EVERYTHING IT TAKES,BELIEEEEEEVE ME
OMG look at that chart! It's the dreaded TRON RECOGNIZER pattern!
HAa1 HAa1 HAa1!!!
Moody's and everyone else but Egan Jones gets paid from their issuer. Its like I'm paying you to make me look good. Moody's, S&P, and Fitch are on the sell side. EJ is on the buy (our) side. So I'm guessing that the EU is much worse that what these worthless rating agencies (sans EJ) will publish. I'll be celebrating like this when the EU finally falls: http://www.youtube.com/watch?v=chCe67quwV0
As the talking heads harped incessantly about PIIGS, I was speaking of PIIGS+France+U.K. last year (which another ZH member acronym-ized as PIIGSFUK).
France's & the UK's economies are severely contracting in real terms currently. Just like in the U.S., the proxy information disseminators of the government are pushing the pedal to the metal to pump out headlines and newscasts to distract the sheeple from the economic implosion taking place, and to do everything possible to project an illusion of relative economic normalcy.
Most intelligent life forms now recognize the reality that the EU will be radically re-shaped, and will not even remotely resemble what it did prior to 2008.
Some of these same intelligent life forms also now realize that one of the reasons for this is that the fractional reserve central banks, with two of these most prominent cartel members having their headquarters in London & New York, respectively, not only are not attempting rational monetary policy, but for whatever reason (anyone is free to add their conjecture and postulates as to the why), are engaged in monetary policy that has the effect of breaking markets, sowing uncertainty & debasing living standards.

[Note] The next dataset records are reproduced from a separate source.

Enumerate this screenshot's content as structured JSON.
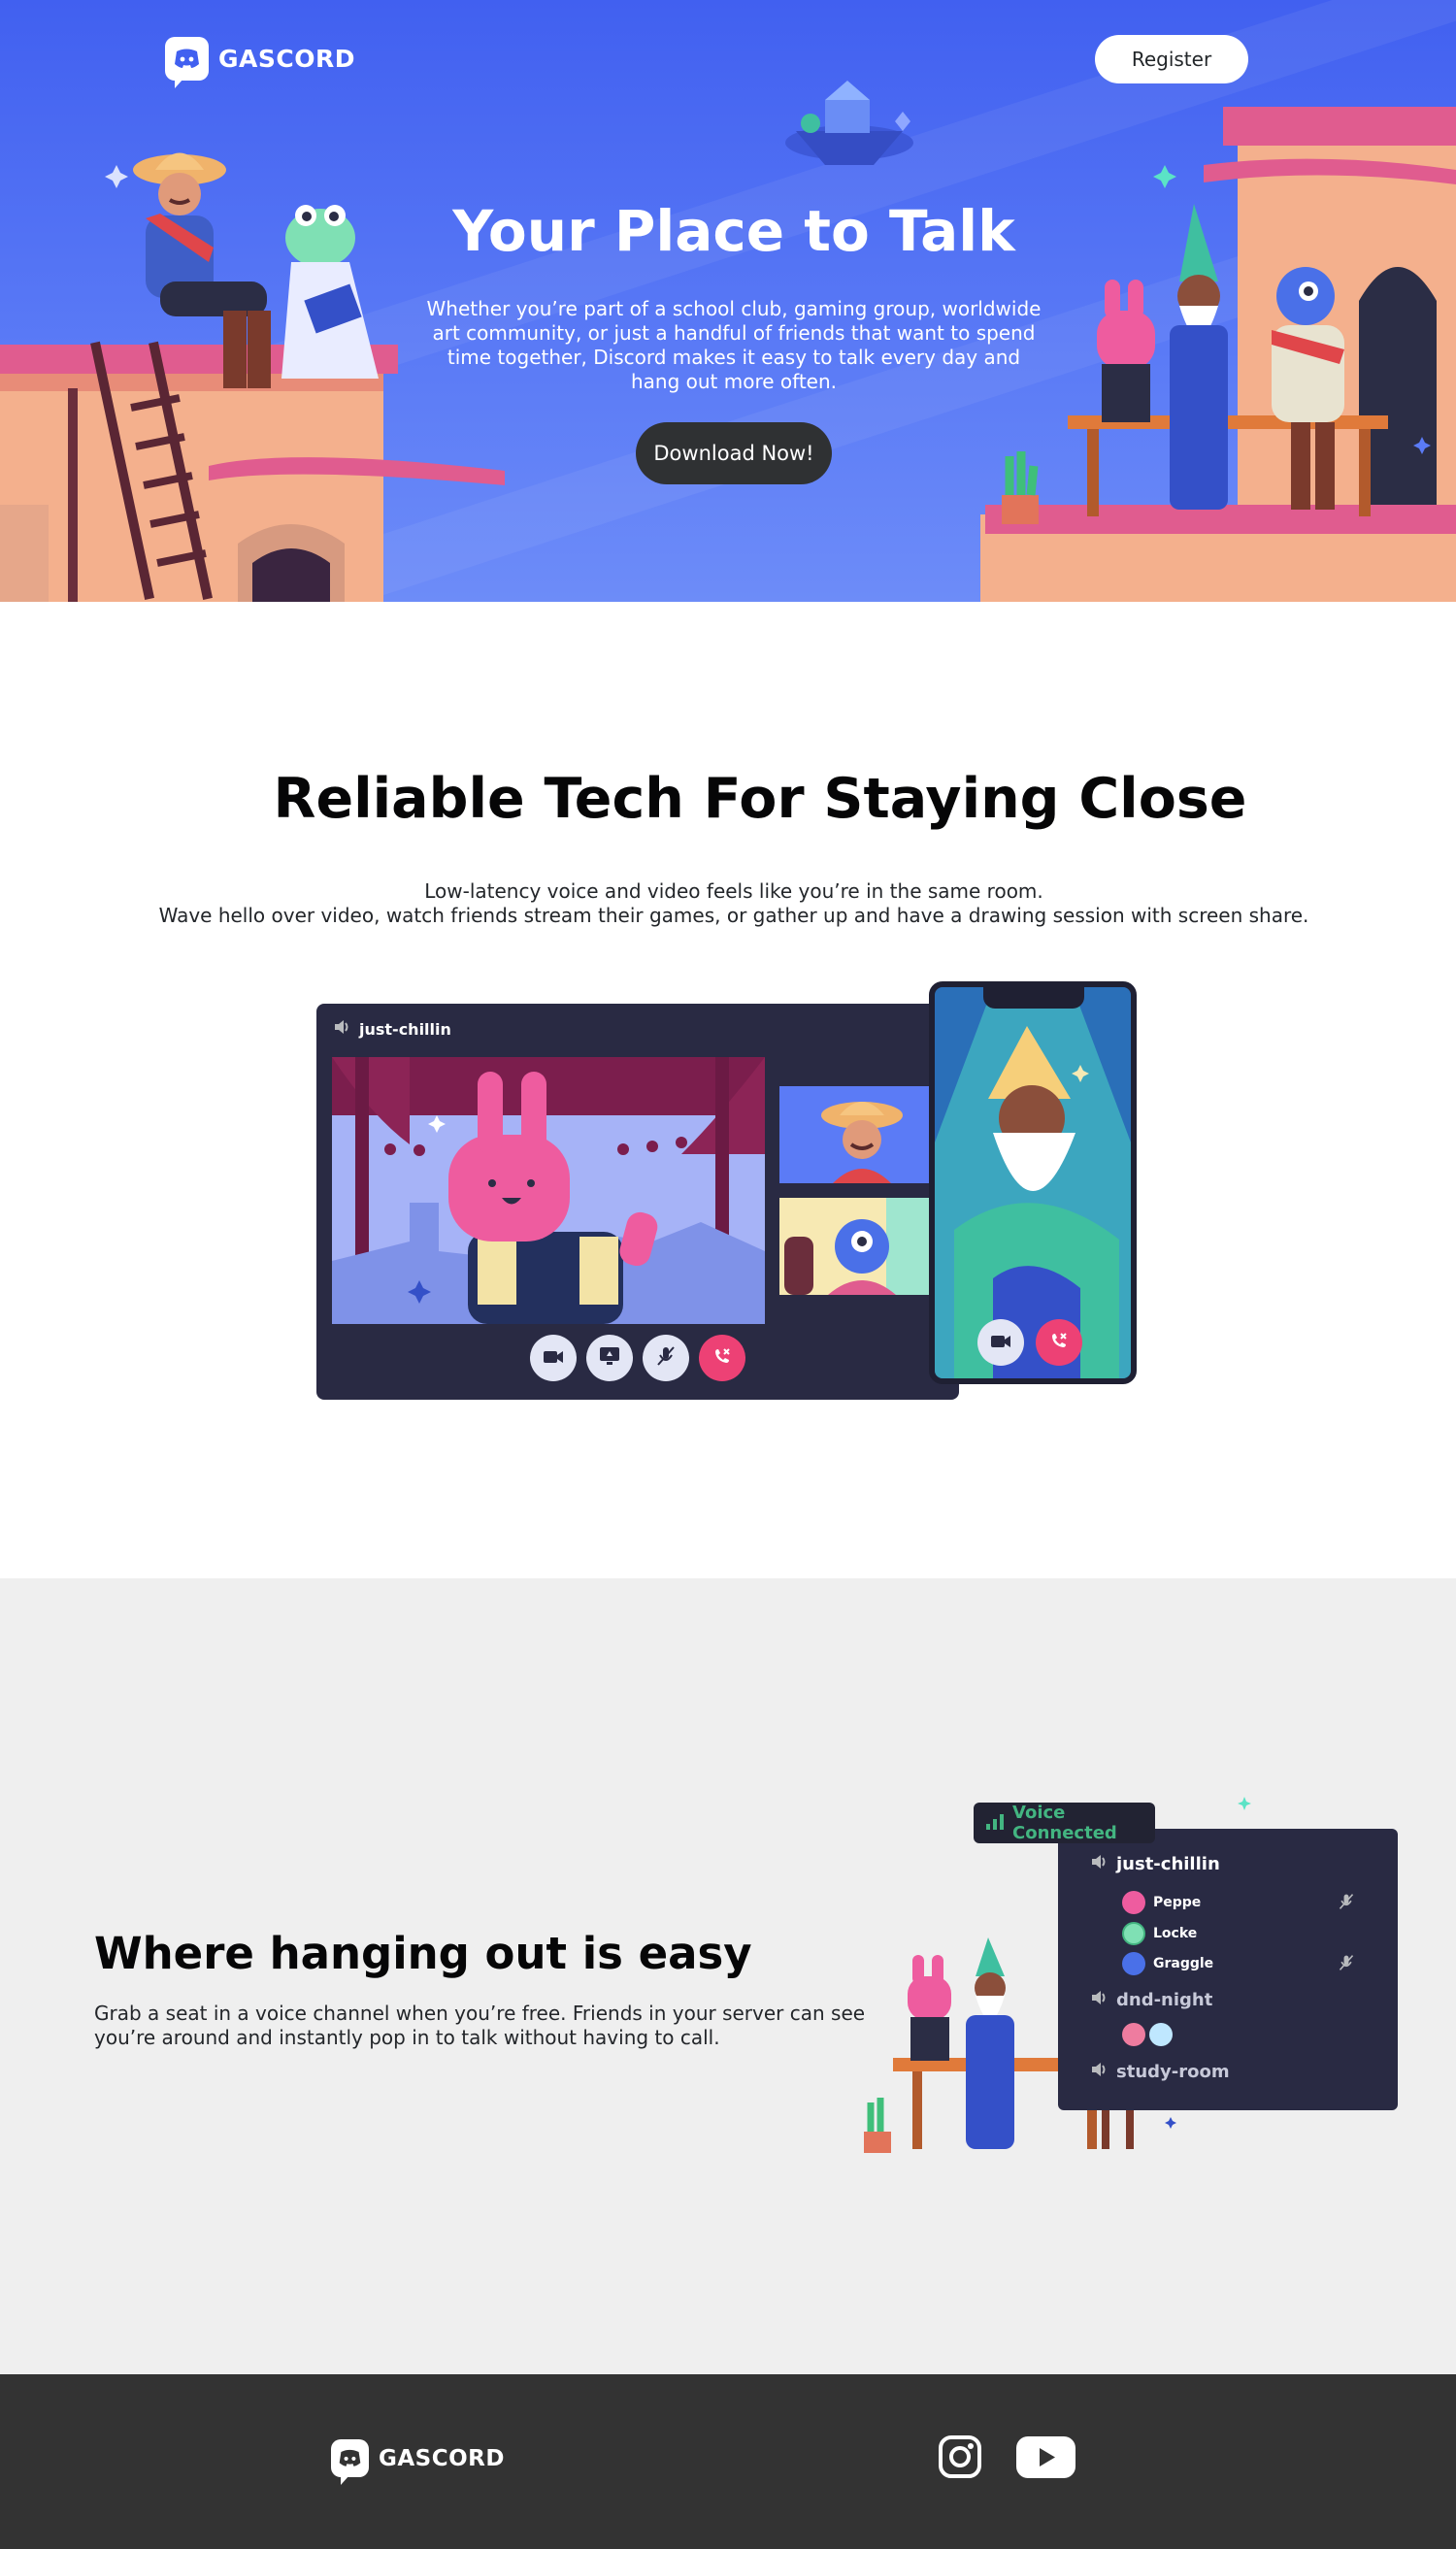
{
  "brand": {
    "name": "GASCORD"
  },
  "header": {
    "register_label": "Register"
  },
  "hero": {
    "title": "Your Place to Talk",
    "subtitle": "Whether you’re part of a school club, gaming group, worldwide art community, or just a handful of friends that want to spend time together, Discord makes it easy to talk every day and hang out more often.",
    "download_label": "Download Now!"
  },
  "tech": {
    "title": "Reliable Tech For Staying Close",
    "desc_line1": "Low-latency voice and video feels like you’re in the same room.",
    "desc_line2": "Wave hello over video, watch friends stream their games, or gather up and have a drawing session with screen share.",
    "call_channel": "just-chillin"
  },
  "hangout": {
    "title": "Where hanging out is easy",
    "desc": "Grab a seat in a voice channel when you’re free. Friends in your server can see you’re around and instantly pop in to talk without having to call.",
    "voice_connected": "Voice Connected",
    "channels": [
      {
        "name": "just-chillin",
        "members": [
          {
            "name": "Peppe",
            "muted": true
          },
          {
            "name": "Locke",
            "muted": false
          },
          {
            "name": "Graggle",
            "muted": true
          }
        ]
      },
      {
        "name": "dnd-night"
      },
      {
        "name": "study-room"
      }
    ]
  },
  "footer": {
    "social": [
      "instagram-icon",
      "youtube-icon"
    ]
  },
  "colors": {
    "blurple": "#4160f0",
    "dark": "#292a43",
    "green": "#43b581",
    "red": "#ed4175",
    "footer": "#333333"
  }
}
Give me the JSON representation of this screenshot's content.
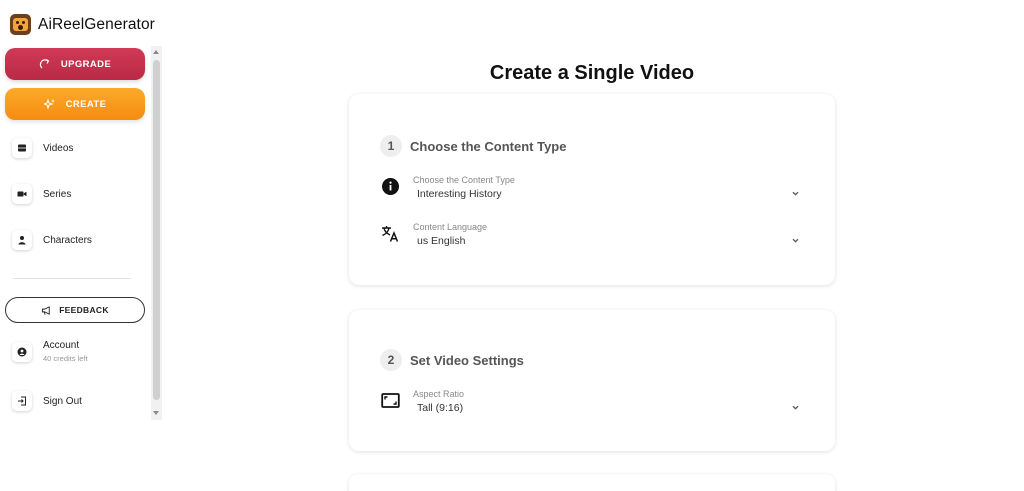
{
  "brand": {
    "name": "AiReelGenerator",
    "logo_icon": "bear-logo-icon"
  },
  "sidebar": {
    "upgrade_label": "UPGRADE",
    "create_label": "CREATE",
    "nav": [
      {
        "label": "Videos",
        "icon": "film-icon"
      },
      {
        "label": "Series",
        "icon": "camera-icon"
      },
      {
        "label": "Characters",
        "icon": "person-icon"
      }
    ],
    "feedback_label": "FEEDBACK",
    "account": {
      "label": "Account",
      "credits": "40 credits left"
    },
    "signout_label": "Sign Out"
  },
  "main": {
    "title": "Create a Single Video",
    "sections": [
      {
        "number": "1",
        "title": "Choose the Content Type",
        "fields": [
          {
            "label": "Choose the Content Type",
            "value": "Interesting History",
            "icon": "info-icon"
          },
          {
            "label": "Content Language",
            "value": "us English",
            "icon": "translate-icon"
          }
        ]
      },
      {
        "number": "2",
        "title": "Set Video Settings",
        "fields": [
          {
            "label": "Aspect Ratio",
            "value": "Tall (9:16)",
            "icon": "aspect-ratio-icon"
          }
        ]
      }
    ]
  },
  "colors": {
    "upgrade": "#c3304b",
    "create": "#f8991e",
    "text": "#222222"
  }
}
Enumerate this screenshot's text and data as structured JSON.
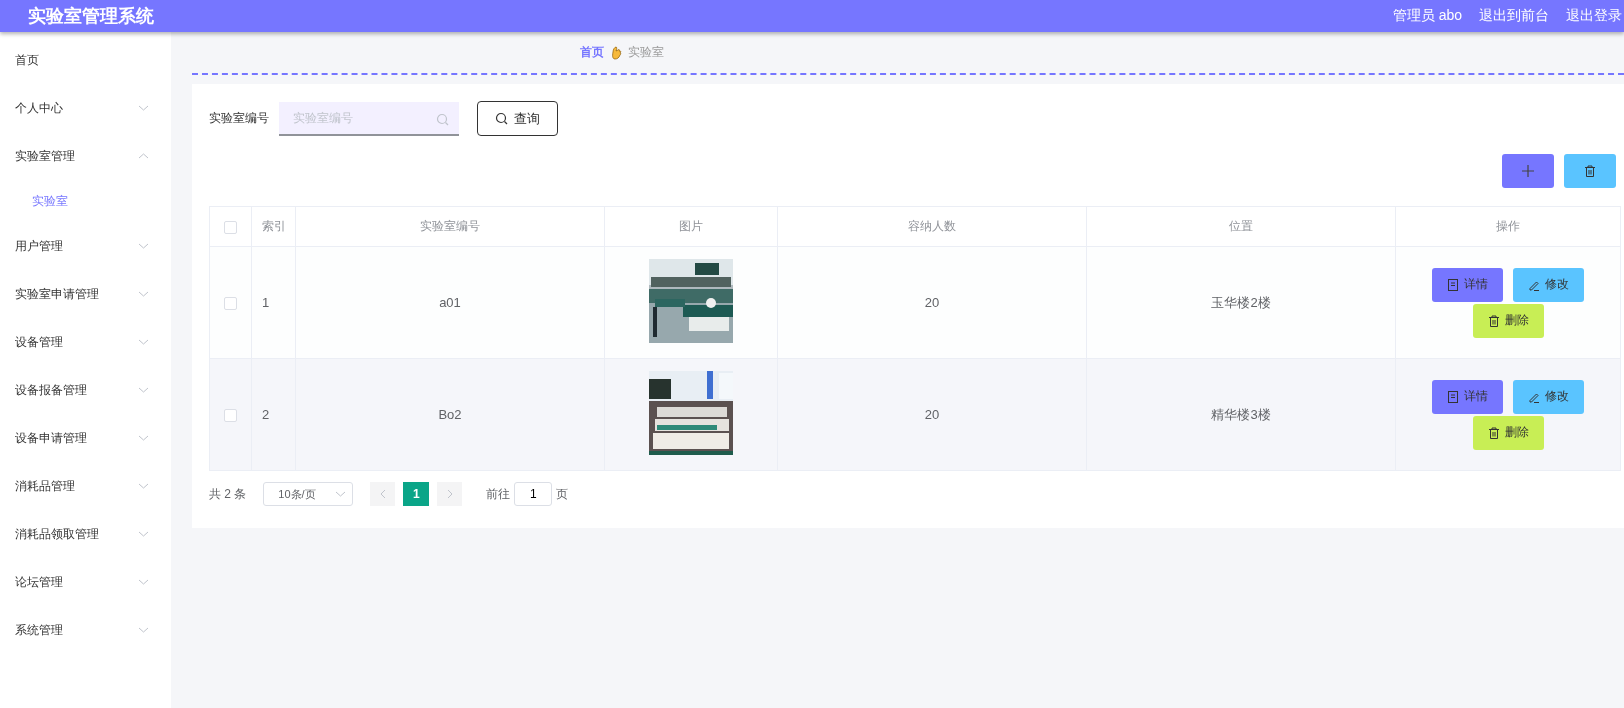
{
  "header": {
    "title": "实验室管理系统",
    "user": "管理员 abo",
    "links": [
      "退出到前台",
      "退出登录"
    ]
  },
  "sidebar": {
    "items": [
      {
        "kind": "link",
        "label": "首页"
      },
      {
        "kind": "menu",
        "label": "个人中心",
        "expanded": false
      },
      {
        "kind": "menu",
        "label": "实验室管理",
        "expanded": true,
        "children": [
          {
            "label": "实验室",
            "selected": true
          }
        ]
      },
      {
        "kind": "menu",
        "label": "用户管理",
        "expanded": false
      },
      {
        "kind": "menu",
        "label": "实验室申请管理",
        "expanded": false
      },
      {
        "kind": "menu",
        "label": "设备管理",
        "expanded": false
      },
      {
        "kind": "menu",
        "label": "设备报备管理",
        "expanded": false
      },
      {
        "kind": "menu",
        "label": "设备申请管理",
        "expanded": false
      },
      {
        "kind": "menu",
        "label": "消耗品管理",
        "expanded": false
      },
      {
        "kind": "menu",
        "label": "消耗品领取管理",
        "expanded": false
      },
      {
        "kind": "menu",
        "label": "论坛管理",
        "expanded": false
      },
      {
        "kind": "menu",
        "label": "系统管理",
        "expanded": false
      }
    ]
  },
  "breadcrumb": [
    "首页",
    "实验室"
  ],
  "search": {
    "label": "实验室编号",
    "placeholder": "实验室编号",
    "button": "查询"
  },
  "table": {
    "columns": [
      "索引",
      "实验室编号",
      "图片",
      "容纳人数",
      "位置",
      "操作"
    ],
    "all_checked": false,
    "rows": [
      {
        "checked": false,
        "index": "1",
        "code": "a01",
        "capacity": "20",
        "location": "玉华楼2楼",
        "actions": [
          {
            "kind": "detail",
            "label": "详情"
          },
          {
            "kind": "edit",
            "label": "修改"
          },
          {
            "kind": "delete",
            "label": "删除"
          }
        ]
      },
      {
        "checked": false,
        "index": "2",
        "code": "Bo2",
        "capacity": "20",
        "location": "精华楼3楼",
        "actions": [
          {
            "kind": "detail",
            "label": "详情"
          },
          {
            "kind": "edit",
            "label": "修改"
          },
          {
            "kind": "delete",
            "label": "删除"
          }
        ]
      }
    ]
  },
  "pagination": {
    "total": "共 2 条",
    "page_size": "10条/页",
    "pages": [
      {
        "label": "1",
        "selected": true
      }
    ],
    "goto_label": "前往",
    "goto_value": "1",
    "goto_suffix": "页"
  }
}
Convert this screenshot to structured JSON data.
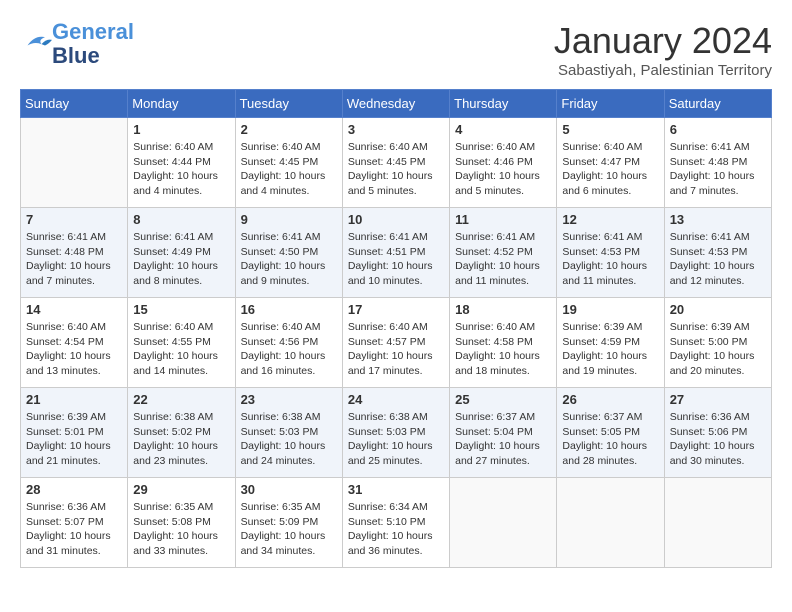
{
  "header": {
    "logo_line1": "General",
    "logo_line2": "Blue",
    "month_title": "January 2024",
    "location": "Sabastiyah, Palestinian Territory"
  },
  "weekdays": [
    "Sunday",
    "Monday",
    "Tuesday",
    "Wednesday",
    "Thursday",
    "Friday",
    "Saturday"
  ],
  "weeks": [
    [
      {
        "day": "",
        "info": ""
      },
      {
        "day": "1",
        "info": "Sunrise: 6:40 AM\nSunset: 4:44 PM\nDaylight: 10 hours\nand 4 minutes."
      },
      {
        "day": "2",
        "info": "Sunrise: 6:40 AM\nSunset: 4:45 PM\nDaylight: 10 hours\nand 4 minutes."
      },
      {
        "day": "3",
        "info": "Sunrise: 6:40 AM\nSunset: 4:45 PM\nDaylight: 10 hours\nand 5 minutes."
      },
      {
        "day": "4",
        "info": "Sunrise: 6:40 AM\nSunset: 4:46 PM\nDaylight: 10 hours\nand 5 minutes."
      },
      {
        "day": "5",
        "info": "Sunrise: 6:40 AM\nSunset: 4:47 PM\nDaylight: 10 hours\nand 6 minutes."
      },
      {
        "day": "6",
        "info": "Sunrise: 6:41 AM\nSunset: 4:48 PM\nDaylight: 10 hours\nand 7 minutes."
      }
    ],
    [
      {
        "day": "7",
        "info": "Sunrise: 6:41 AM\nSunset: 4:48 PM\nDaylight: 10 hours\nand 7 minutes."
      },
      {
        "day": "8",
        "info": "Sunrise: 6:41 AM\nSunset: 4:49 PM\nDaylight: 10 hours\nand 8 minutes."
      },
      {
        "day": "9",
        "info": "Sunrise: 6:41 AM\nSunset: 4:50 PM\nDaylight: 10 hours\nand 9 minutes."
      },
      {
        "day": "10",
        "info": "Sunrise: 6:41 AM\nSunset: 4:51 PM\nDaylight: 10 hours\nand 10 minutes."
      },
      {
        "day": "11",
        "info": "Sunrise: 6:41 AM\nSunset: 4:52 PM\nDaylight: 10 hours\nand 11 minutes."
      },
      {
        "day": "12",
        "info": "Sunrise: 6:41 AM\nSunset: 4:53 PM\nDaylight: 10 hours\nand 11 minutes."
      },
      {
        "day": "13",
        "info": "Sunrise: 6:41 AM\nSunset: 4:53 PM\nDaylight: 10 hours\nand 12 minutes."
      }
    ],
    [
      {
        "day": "14",
        "info": "Sunrise: 6:40 AM\nSunset: 4:54 PM\nDaylight: 10 hours\nand 13 minutes."
      },
      {
        "day": "15",
        "info": "Sunrise: 6:40 AM\nSunset: 4:55 PM\nDaylight: 10 hours\nand 14 minutes."
      },
      {
        "day": "16",
        "info": "Sunrise: 6:40 AM\nSunset: 4:56 PM\nDaylight: 10 hours\nand 16 minutes."
      },
      {
        "day": "17",
        "info": "Sunrise: 6:40 AM\nSunset: 4:57 PM\nDaylight: 10 hours\nand 17 minutes."
      },
      {
        "day": "18",
        "info": "Sunrise: 6:40 AM\nSunset: 4:58 PM\nDaylight: 10 hours\nand 18 minutes."
      },
      {
        "day": "19",
        "info": "Sunrise: 6:39 AM\nSunset: 4:59 PM\nDaylight: 10 hours\nand 19 minutes."
      },
      {
        "day": "20",
        "info": "Sunrise: 6:39 AM\nSunset: 5:00 PM\nDaylight: 10 hours\nand 20 minutes."
      }
    ],
    [
      {
        "day": "21",
        "info": "Sunrise: 6:39 AM\nSunset: 5:01 PM\nDaylight: 10 hours\nand 21 minutes."
      },
      {
        "day": "22",
        "info": "Sunrise: 6:38 AM\nSunset: 5:02 PM\nDaylight: 10 hours\nand 23 minutes."
      },
      {
        "day": "23",
        "info": "Sunrise: 6:38 AM\nSunset: 5:03 PM\nDaylight: 10 hours\nand 24 minutes."
      },
      {
        "day": "24",
        "info": "Sunrise: 6:38 AM\nSunset: 5:03 PM\nDaylight: 10 hours\nand 25 minutes."
      },
      {
        "day": "25",
        "info": "Sunrise: 6:37 AM\nSunset: 5:04 PM\nDaylight: 10 hours\nand 27 minutes."
      },
      {
        "day": "26",
        "info": "Sunrise: 6:37 AM\nSunset: 5:05 PM\nDaylight: 10 hours\nand 28 minutes."
      },
      {
        "day": "27",
        "info": "Sunrise: 6:36 AM\nSunset: 5:06 PM\nDaylight: 10 hours\nand 30 minutes."
      }
    ],
    [
      {
        "day": "28",
        "info": "Sunrise: 6:36 AM\nSunset: 5:07 PM\nDaylight: 10 hours\nand 31 minutes."
      },
      {
        "day": "29",
        "info": "Sunrise: 6:35 AM\nSunset: 5:08 PM\nDaylight: 10 hours\nand 33 minutes."
      },
      {
        "day": "30",
        "info": "Sunrise: 6:35 AM\nSunset: 5:09 PM\nDaylight: 10 hours\nand 34 minutes."
      },
      {
        "day": "31",
        "info": "Sunrise: 6:34 AM\nSunset: 5:10 PM\nDaylight: 10 hours\nand 36 minutes."
      },
      {
        "day": "",
        "info": ""
      },
      {
        "day": "",
        "info": ""
      },
      {
        "day": "",
        "info": ""
      }
    ]
  ]
}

If people want to know what the U.S. will look like in 20 to 30 years, just look to the U.K. We are literally 20-30 years behind the U.K.'s footsteps in terms of living standards, real economic productivity & standards of living.
This makes perfect sense as the BOE & Federal Reserve are twins born of the same mother, serving the same masters.
Hmm, if the UK is, call it 20 years "ahead" of us, and IF gold matches its price rise since then, that would imply gold at $6000 or more. Yeah, I know, just one inaccurate and bad metric, but just sayin'...
Yup. I'm just waiting on a GLD margin call rise so I can go ape shit on a spending spree.
"One less in the AAA Club..."
How many left (not that they matter)? Wait till the last one down, where will gold be?
In my response above, I mistakenly stated "living standards" twice, when I meant to include a "massive wealth divide" (aka continued annihilation of the middle class that made the U.S. the most powerful nation at one time, probably near 1968; the larger a true middle class of a nation, coupled with the a system that allows for the bright and/or motivated to rise the economic ladder, the more powerful it is).
The U.K. has a true FIRE economy now, with a manufacturing sector approximately 1/8th the size it was, in real terms (relative to overall GDP), during the period that Britain was the preeminent world power. Today, London, with its various financial zombies & overpaid employees, subsidized off the teat of the British taxpayer, might as well be a different nation than the rest of the U.K., in terms of cost of living, standard of living, and the mind blowing government subsidization it receives.
New York City is the U.S.'s London, for the same reasons.
It beyond ironic that New York City is the bastion of liberalism in the U.S., yet New York City probably has the largest wealth divide, and smallest relative middle class, of any city in the country.
"...but for whatever reason (anyone is free to add their conjecture and postulates as to the why), are engaged in monetary policy that has the effect of breaking markets, sowing uncertainty & debasing living standards."
There was a time, I believed they were just incompetent. Now there can be no doubt that they (the NY investment banks & government) wish to enslave their respective populations.
Not the chains & bondage type enslavement...but the "needy kind" of enslavement. What does it say about a government that takes away the ability to move upwards for entire segments of a society while promising them treats if they just continue to support it's actions?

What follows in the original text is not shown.